I do like being rather self-sufficient, and I really like helping other women when I can. So many things that have been in the purview of men are really not so hard to de-mystify.
I’ve seen women do farm work in 90 degree weather so hard most men would quit. I’ve seen women unload trucks at UPS at Christmas time when thanks to the trucks being unloaded so fast and being replaced with new trucks well it was so cold your snot froze and men quit.
Yes more men than women make it but the idea that Privilege is based on strength would then exclude all the men who quit.
As far as intelligence goes Privilege is not based on that either. It seems to be based on race, gender and most of all money.
But the excuses for denying equal rights and granting Privilege seem to be based on strength and intelligence.

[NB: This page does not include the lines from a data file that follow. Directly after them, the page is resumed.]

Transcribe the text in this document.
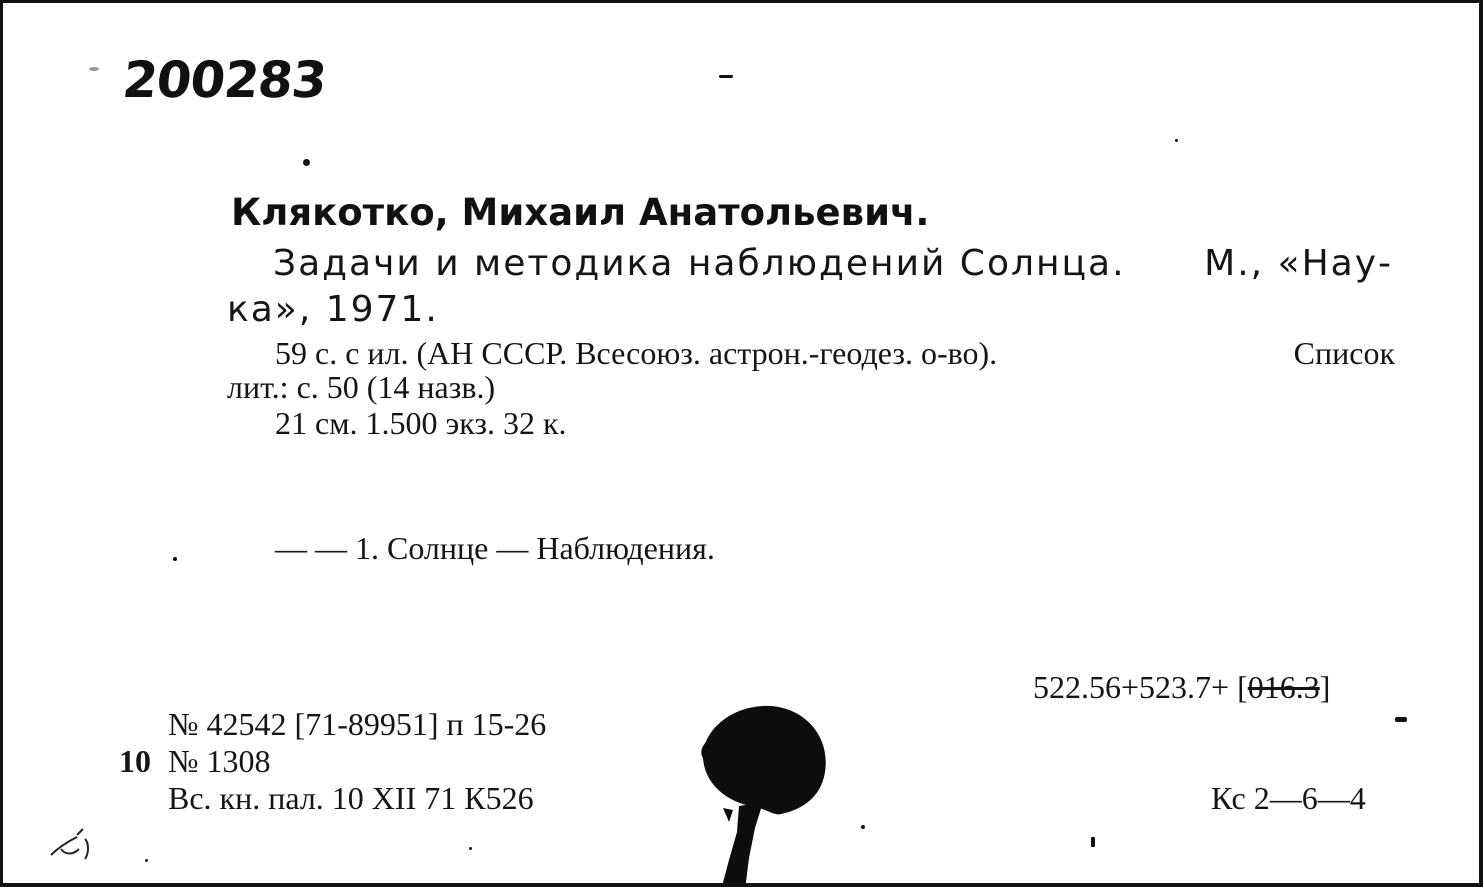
200283
Клякотко, Михаил Анатольевич.
Задачи и методика наблюдений Солнца. М., «Нау-
ка», 1971.
59 с. с ил. (АН СССР. Всесоюз. астрон.-геодез. о-во).	Список
лит.: с. 50 (14 назв.)
21 см. 1.500 экз. 32 к.
— — 1. Солнце — Наблюдения.
522.56+523.7+ [016.3]
№ 42542 [71-89951] п 15-26
10 № 1308
Вс. кн. пал. 10 XII 71 К526	Кс 2—6—4
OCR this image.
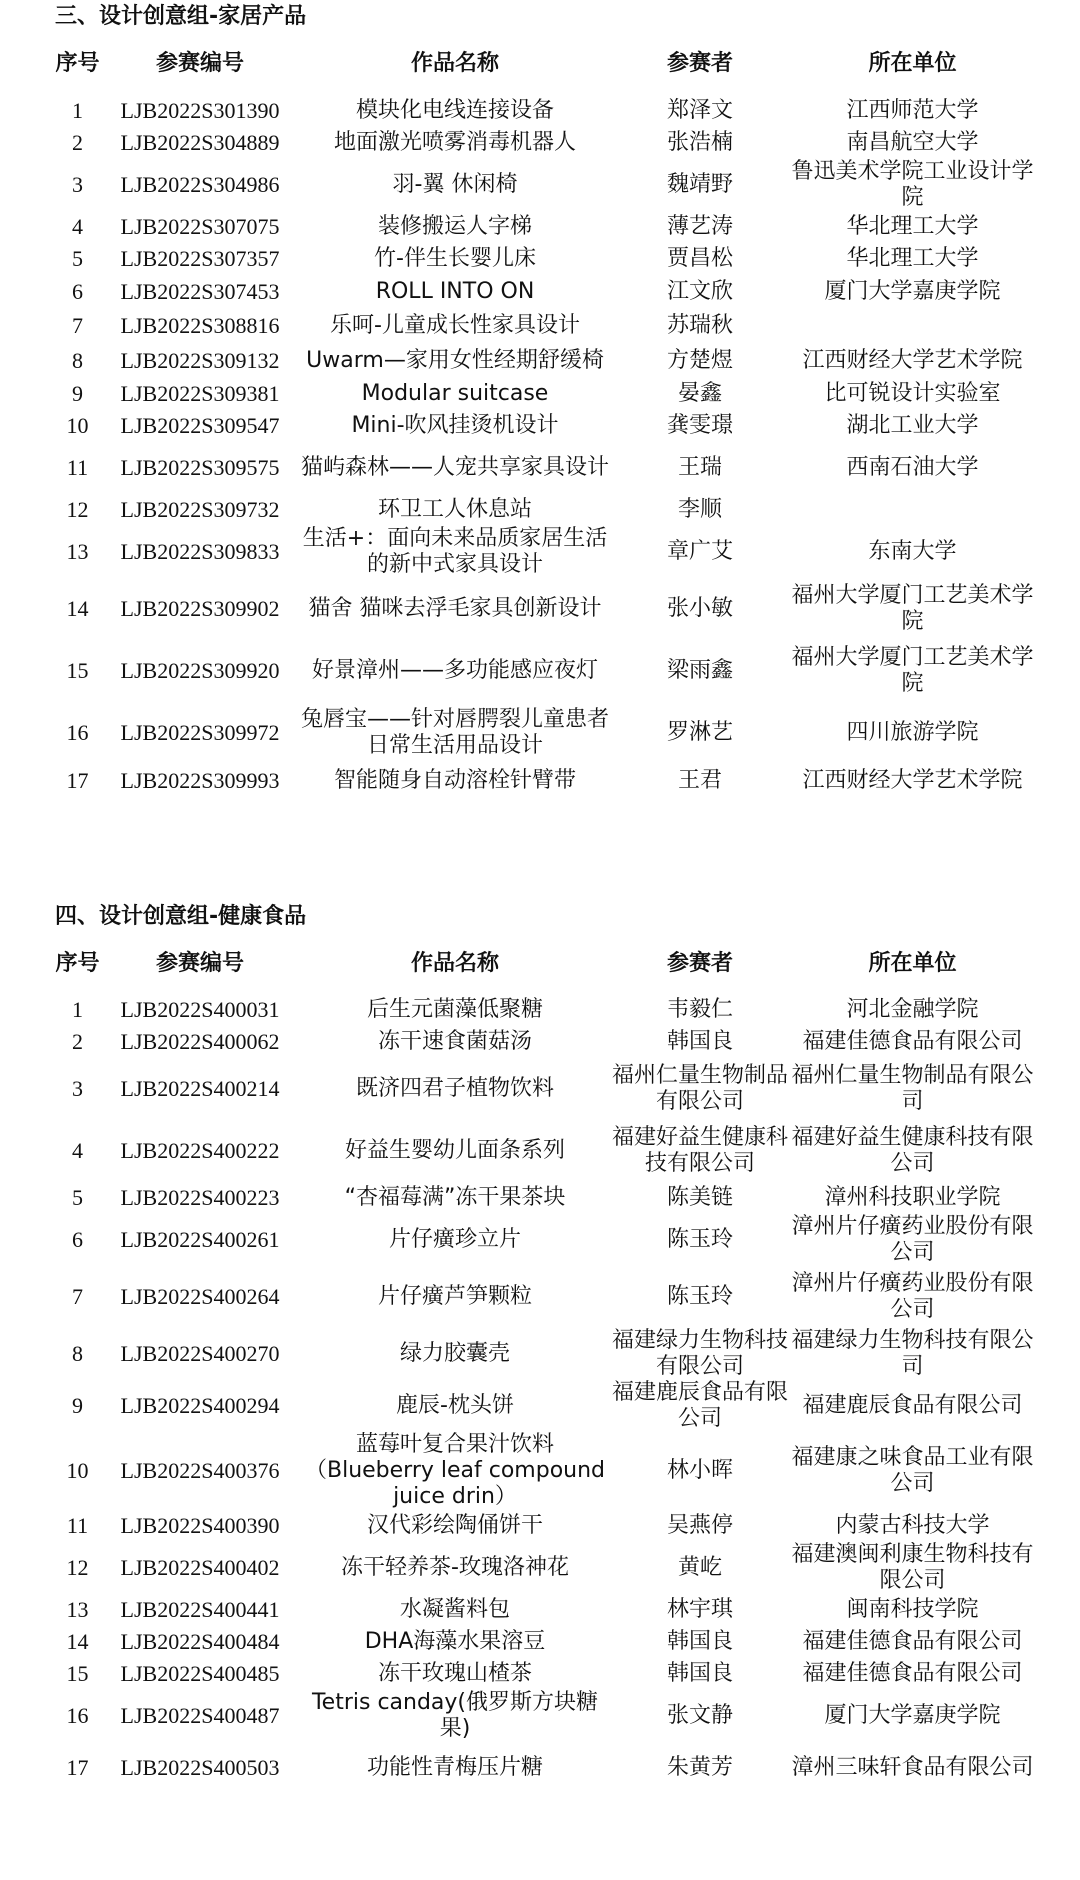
三、设计创意组-家居产品
序号	参赛编号	作品名称	参赛者	所在单位
1	LJB2022S301390	模块化电线连接设备	郑泽文	江西师范大学
2	LJB2022S304889	地面激光喷雾消毒机器人	张浩楠	南昌航空大学
3	LJB2022S304986	羽-翼 休闲椅	魏靖野	鲁迅美术学院工业设计学院
4	LJB2022S307075	装修搬运人字梯	薄艺涛	华北理工大学
5	LJB2022S307357	竹-伴生长婴儿床	贾昌松	华北理工大学
6	LJB2022S307453	ROLL INTO ON	江文欣	厦门大学嘉庚学院
7	LJB2022S308816	乐呵-儿童成长性家具设计	苏瑞秋	
8	LJB2022S309132	Uwarm—家用女性经期舒缓椅	方楚煜	江西财经大学艺术学院
9	LJB2022S309381	Modular suitcase	晏鑫	比可锐设计实验室
10	LJB2022S309547	Mini-吹风挂烫机设计	龚雯璟	湖北工业大学
11	LJB2022S309575	猫屿森林——人宠共享家具设计	王瑞	西南石油大学
12	LJB2022S309732	环卫工人休息站	李顺	
13	LJB2022S309833	生活+：面向未来品质家居生活的新中式家具设计	章广艾	东南大学
14	LJB2022S309902	猫舍 猫咪去浮毛家具创新设计	张小敏	福州大学厦门工艺美术学院
15	LJB2022S309920	好景漳州——多功能感应夜灯	梁雨鑫	福州大学厦门工艺美术学院
16	LJB2022S309972	兔唇宝——针对唇腭裂儿童患者日常生活用品设计	罗淋艺	四川旅游学院
17	LJB2022S309993	智能随身自动溶栓针臂带	王君	江西财经大学艺术学院
四、设计创意组-健康食品
序号	参赛编号	作品名称	参赛者	所在单位
1	LJB2022S400031	后生元菌藻低聚糖	韦毅仁	河北金融学院
2	LJB2022S400062	冻干速食菌菇汤	韩国良	福建佳德食品有限公司
3	LJB2022S400214	既济四君子植物饮料	福州仁量生物制品有限公司	福州仁量生物制品有限公司
4	LJB2022S400222	好益生婴幼儿面条系列	福建好益生健康科技有限公司	福建好益生健康科技有限公司
5	LJB2022S400223	“杏福莓满”冻干果茶块	陈美链	漳州科技职业学院
6	LJB2022S400261	片仔癀珍立片	陈玉玲	漳州片仔癀药业股份有限公司
7	LJB2022S400264	片仔癀芦笋颗粒	陈玉玲	漳州片仔癀药业股份有限公司
8	LJB2022S400270	绿力胶囊壳	福建绿力生物科技有限公司	福建绿力生物科技有限公司
9	LJB2022S400294	鹿辰-枕头饼	福建鹿辰食品有限公司	福建鹿辰食品有限公司
10	LJB2022S400376	蓝莓叶复合果汁饮料（Blueberry leaf compound juice drin）	林小晖	福建康之味食品工业有限公司
11	LJB2022S400390	汉代彩绘陶俑饼干	吴燕停	内蒙古科技大学
12	LJB2022S400402	冻干轻养茶-玫瑰洛神花	黄屹	福建澳闽利康生物科技有限公司
13	LJB2022S400441	水凝酱料包	林宇琪	闽南科技学院
14	LJB2022S400484	DHA海藻水果溶豆	韩国良	福建佳德食品有限公司
15	LJB2022S400485	冻干玫瑰山楂茶	韩国良	福建佳德食品有限公司
16	LJB2022S400487	Tetris canday(俄罗斯方块糖果)	张文静	厦门大学嘉庚学院
17	LJB2022S400503	功能性青梅压片糖	朱黄芳	漳州三味轩食品有限公司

Oh wow, this was actually one of the most fascinating themes of our trip. As two supersecular NYC girls, we really got schooled on the complicated relaish that religion plays in feminism. The most interesting anecdote came from a future nun, who thought nuns were the ultimate feminists. She thought they were rejecting material culture, superficial problems, all the traps of modern femininity, in order to make the world better. I don’t mean this in a snarky way, but if you’re raised religious and it means a lot to you, you can raitionalize it many different ways to fit with your feminism. Religion is a very personal thing.
Nona and Cassie,
If you get a chance you should read US Chamber: Equal Pay “a Fetish for Money,” Women Should “Choose the Right Partner at Home”. As you know we are still fighting powerful mysogyny. They know no shame.
Ah — been there. I was raised by a single mom, which probably influenced the way I looked at the world. Women worked. Women relied on themselves. My mom went out of her way to raise me to be independent and strong. Bless her for it.
There were a handful of single moms that we interviewed, and they all connected their views on gender with their motherhood in such a fierce way. Single motherhood–particularly the kind you’re describing–draws attention to how restrictive gender roles and expectations affect men AND women adversely…how women are so much more likely to become the sole caretaker, whereas men aren’t raised to make that a priority.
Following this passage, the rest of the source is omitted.